April 24, 2019

FAR Ordinance Tabled For the Second Time

By Anne Levin

Princeton Council voted unanimously Monday evening to delay deciding on an ordinance that would eliminate Floor Area Ratio (FAR) bonuses allowing for larger buildings on undersized lots. This is the second time the governing body has opted to put the ordinance aside in favor of obtaining more data and focusing on matters considered more important.

Originally proposed in 2015, the measure was meant to help maintain neighborhood character by discouraging teardowns.

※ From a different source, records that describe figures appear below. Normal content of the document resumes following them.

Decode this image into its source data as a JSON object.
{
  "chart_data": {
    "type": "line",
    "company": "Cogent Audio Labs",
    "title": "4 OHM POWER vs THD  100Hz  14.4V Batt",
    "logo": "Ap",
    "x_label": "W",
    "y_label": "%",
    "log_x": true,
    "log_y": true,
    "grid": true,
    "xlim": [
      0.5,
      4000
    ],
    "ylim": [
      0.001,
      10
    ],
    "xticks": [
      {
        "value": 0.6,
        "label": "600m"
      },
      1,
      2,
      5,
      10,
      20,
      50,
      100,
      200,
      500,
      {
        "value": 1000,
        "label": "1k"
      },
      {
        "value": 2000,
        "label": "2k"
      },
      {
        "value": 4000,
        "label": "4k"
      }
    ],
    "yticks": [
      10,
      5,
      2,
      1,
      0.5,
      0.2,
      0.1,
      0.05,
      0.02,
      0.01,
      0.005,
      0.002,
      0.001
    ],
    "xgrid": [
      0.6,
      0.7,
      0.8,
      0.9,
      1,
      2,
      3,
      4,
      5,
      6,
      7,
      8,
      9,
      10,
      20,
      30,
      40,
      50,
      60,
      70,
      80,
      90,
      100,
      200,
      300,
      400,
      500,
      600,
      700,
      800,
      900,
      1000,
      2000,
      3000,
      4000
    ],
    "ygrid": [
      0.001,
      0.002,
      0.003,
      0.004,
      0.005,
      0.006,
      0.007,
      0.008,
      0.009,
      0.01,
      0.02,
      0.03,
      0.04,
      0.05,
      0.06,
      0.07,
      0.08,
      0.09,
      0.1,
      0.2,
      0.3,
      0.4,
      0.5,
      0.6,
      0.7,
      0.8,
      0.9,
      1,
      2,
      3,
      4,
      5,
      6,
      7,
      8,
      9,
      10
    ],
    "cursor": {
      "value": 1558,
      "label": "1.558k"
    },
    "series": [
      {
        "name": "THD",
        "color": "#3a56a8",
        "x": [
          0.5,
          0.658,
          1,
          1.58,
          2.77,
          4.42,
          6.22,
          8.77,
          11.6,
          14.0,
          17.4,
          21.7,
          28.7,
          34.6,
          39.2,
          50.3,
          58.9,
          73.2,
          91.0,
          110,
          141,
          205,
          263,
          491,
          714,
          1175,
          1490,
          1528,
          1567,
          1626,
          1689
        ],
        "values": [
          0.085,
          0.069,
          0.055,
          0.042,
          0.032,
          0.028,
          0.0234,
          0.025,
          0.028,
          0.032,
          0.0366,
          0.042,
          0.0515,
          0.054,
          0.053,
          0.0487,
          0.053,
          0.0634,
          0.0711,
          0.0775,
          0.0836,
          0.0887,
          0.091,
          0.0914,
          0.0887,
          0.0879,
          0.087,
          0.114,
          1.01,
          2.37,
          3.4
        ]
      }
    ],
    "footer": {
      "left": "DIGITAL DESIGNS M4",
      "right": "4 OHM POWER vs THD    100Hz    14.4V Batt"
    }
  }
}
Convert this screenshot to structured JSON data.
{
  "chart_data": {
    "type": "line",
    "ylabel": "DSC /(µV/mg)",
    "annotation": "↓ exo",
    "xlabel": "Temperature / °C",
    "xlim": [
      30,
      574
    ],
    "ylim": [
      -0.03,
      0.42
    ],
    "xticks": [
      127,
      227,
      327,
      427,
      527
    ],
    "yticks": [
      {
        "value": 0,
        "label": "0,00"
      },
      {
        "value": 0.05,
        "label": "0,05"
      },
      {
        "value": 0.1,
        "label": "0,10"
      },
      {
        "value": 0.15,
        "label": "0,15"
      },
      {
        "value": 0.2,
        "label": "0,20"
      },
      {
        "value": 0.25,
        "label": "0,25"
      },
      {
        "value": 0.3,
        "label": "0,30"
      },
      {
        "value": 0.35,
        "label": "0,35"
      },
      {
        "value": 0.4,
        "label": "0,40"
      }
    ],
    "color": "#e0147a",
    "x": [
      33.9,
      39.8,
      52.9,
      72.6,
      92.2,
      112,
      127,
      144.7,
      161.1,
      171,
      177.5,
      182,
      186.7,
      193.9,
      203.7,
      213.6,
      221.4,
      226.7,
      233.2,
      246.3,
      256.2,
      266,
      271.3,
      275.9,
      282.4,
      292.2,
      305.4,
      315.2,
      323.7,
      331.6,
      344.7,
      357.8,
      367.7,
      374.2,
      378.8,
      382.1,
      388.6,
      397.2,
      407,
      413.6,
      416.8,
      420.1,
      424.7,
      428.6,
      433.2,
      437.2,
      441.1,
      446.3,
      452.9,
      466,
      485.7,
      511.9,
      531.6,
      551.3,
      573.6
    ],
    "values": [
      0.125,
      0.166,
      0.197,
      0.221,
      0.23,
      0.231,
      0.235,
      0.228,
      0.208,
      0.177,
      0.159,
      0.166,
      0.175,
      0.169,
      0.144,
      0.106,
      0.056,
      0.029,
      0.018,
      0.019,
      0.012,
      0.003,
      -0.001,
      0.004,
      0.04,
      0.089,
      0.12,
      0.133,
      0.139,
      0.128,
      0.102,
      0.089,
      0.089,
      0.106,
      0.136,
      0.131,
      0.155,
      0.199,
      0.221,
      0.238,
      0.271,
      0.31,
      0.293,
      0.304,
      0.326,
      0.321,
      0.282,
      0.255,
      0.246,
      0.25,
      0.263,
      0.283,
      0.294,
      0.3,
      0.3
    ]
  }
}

But it became controversial when it was pointed out by numerous members of the public that the ordinance could prohibit additions and require a zoning variance for any exterior modifications. FAR is the total area of a building divided by the area of the lot it occupies, expressed as a percentage.

The possibility of “unintended consequences” in the ordinance led the governing body to put it aside in order to focus on more pressing matters such as harmonizing the land use code of the former borough and township, which were consolidated six years ago. “When this was originally brought forward, we thought it was going to be an easy lift,” said Mayor Liz Lempert. “But it has gotten more complicated. We want more data before moving forward.”

Architect Joseph Weiss, who lives on Leigh Avenue in the Witherspoon-Jackson district, praised Council for delaying a final decision. “It would have a lot of unintended consequences for my neighborhood. Eliminating the FAR would place a great burden on people who live there,” he said. “I encourage you to look at this more holistically and make it a priority to combine the zoning.”

Weiss added that it is wrong to view all teardowns as negative. “I don’t think it’s fair to make ‘teardowns’ a dirty word,” he said. “Some homes need to be torn down and replaced. It’s not a good idea to universally condemn that kind of change.”

Marina Rubina, another architect who has spoken against the proposed ordinance, thanked Council for stepping back and taking more time with the issue. “Don’t feel it was a wasted effort,” she said. “We have all learned so much from this.”

Municipal Administrator Marc Dashield said he expects the zoning ordinances of the former borough and township to be harmonized by the first quarter of 2020, after which Council could return to the FAR question.

“Sometimes we get criticized for paralysis by analysis,” said Lempert. “But that is not happening here. We are learning from this experience.”